((Sorry, was busy today.))
You set the roster up so Aquilas fights Vitus, and Isith shall fight Tacitus. The gladiators are taken to small rooms away from the rest of the crowd, and you look around at the disgusting dredges of human kind that are almost nearly as barbaric as the warriors who will fight here today.
You will eventually work your way up, but you dare not touch any alcohol lest you go blind and start withering. Your guards stand close, eyeing the crowd cautiously as you walk up to a balcony where you can oversee the arena. You take a seat, and the guards take posts around you, and you wait.

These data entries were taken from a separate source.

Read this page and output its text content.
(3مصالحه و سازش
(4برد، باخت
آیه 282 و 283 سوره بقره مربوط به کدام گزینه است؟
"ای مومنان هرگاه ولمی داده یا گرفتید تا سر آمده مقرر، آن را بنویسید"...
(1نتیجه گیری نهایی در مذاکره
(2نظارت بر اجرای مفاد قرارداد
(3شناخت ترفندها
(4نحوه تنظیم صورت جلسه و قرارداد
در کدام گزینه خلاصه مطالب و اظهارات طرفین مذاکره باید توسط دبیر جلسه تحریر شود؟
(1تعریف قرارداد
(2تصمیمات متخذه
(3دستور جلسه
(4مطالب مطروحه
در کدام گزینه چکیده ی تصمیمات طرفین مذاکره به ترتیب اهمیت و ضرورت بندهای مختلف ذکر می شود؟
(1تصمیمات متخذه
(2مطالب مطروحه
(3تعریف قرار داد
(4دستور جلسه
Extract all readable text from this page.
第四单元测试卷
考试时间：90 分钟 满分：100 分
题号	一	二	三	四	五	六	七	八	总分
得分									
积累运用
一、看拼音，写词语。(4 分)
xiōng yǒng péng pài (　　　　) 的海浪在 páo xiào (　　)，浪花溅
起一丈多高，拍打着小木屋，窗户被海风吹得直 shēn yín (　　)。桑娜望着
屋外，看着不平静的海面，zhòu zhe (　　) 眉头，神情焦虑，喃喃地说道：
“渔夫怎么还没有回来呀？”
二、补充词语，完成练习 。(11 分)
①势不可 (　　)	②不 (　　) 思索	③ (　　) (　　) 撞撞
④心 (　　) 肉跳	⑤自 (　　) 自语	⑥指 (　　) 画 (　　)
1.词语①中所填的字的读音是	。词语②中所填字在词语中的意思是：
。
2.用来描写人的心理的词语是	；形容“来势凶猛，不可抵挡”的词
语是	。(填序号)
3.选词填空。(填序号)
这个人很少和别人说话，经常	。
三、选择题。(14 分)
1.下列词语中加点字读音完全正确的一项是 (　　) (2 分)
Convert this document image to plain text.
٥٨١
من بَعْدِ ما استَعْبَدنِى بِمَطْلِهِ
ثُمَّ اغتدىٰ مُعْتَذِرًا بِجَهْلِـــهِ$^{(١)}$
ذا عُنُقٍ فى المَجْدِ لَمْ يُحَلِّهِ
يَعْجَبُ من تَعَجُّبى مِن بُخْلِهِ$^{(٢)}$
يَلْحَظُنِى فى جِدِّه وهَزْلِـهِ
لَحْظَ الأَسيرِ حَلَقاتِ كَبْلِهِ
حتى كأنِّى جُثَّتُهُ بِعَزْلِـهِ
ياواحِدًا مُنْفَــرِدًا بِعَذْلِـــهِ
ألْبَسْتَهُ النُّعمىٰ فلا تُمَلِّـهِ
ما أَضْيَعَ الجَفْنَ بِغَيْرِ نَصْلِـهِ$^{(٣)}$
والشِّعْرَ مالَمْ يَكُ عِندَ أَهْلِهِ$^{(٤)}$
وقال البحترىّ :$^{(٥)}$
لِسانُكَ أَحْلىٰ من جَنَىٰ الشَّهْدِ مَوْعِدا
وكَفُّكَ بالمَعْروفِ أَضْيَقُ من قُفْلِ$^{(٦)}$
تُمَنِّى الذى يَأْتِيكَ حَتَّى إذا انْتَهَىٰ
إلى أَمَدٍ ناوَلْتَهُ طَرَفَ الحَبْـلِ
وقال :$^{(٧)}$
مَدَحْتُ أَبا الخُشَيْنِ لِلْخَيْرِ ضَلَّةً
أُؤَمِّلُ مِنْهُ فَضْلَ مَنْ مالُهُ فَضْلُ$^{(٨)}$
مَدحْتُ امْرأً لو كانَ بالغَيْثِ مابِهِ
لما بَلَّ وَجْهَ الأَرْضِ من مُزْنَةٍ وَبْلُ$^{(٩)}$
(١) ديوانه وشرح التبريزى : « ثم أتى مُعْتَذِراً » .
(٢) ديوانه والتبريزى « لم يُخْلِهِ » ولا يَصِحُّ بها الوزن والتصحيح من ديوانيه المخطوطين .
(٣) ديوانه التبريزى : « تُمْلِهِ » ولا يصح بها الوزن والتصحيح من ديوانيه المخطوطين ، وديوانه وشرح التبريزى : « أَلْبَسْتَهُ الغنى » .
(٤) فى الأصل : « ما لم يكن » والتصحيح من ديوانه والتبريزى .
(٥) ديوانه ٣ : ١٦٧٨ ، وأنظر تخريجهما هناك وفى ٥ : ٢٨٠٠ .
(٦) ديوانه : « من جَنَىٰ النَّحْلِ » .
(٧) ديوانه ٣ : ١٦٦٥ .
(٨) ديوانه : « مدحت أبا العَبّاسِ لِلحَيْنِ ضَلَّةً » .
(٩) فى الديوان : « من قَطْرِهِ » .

The first round is a built, medium-sized man with a vicious looking whip and claw-like weapon on his other arm versus a somewhat smaller man with a curved dagger and small shield. The fight begins slowly, and the inexperience of the smaller man soon becomes evident. In minutes, the poor soul is riddled in cuts and tears, and with a mighty boot to the face, he is knocked out of the ring, tumbling onto the crowd of people below.
And that is how the matches progress for the next few hours, either horrendously one-sided, like the one you saw first, or very bloody, very evenly matched to where even you get excited for the eventual outcome. But eventually, it comes time for Isith to face his foe. You can only sit back and hope that Bascus' training would serve the large man well.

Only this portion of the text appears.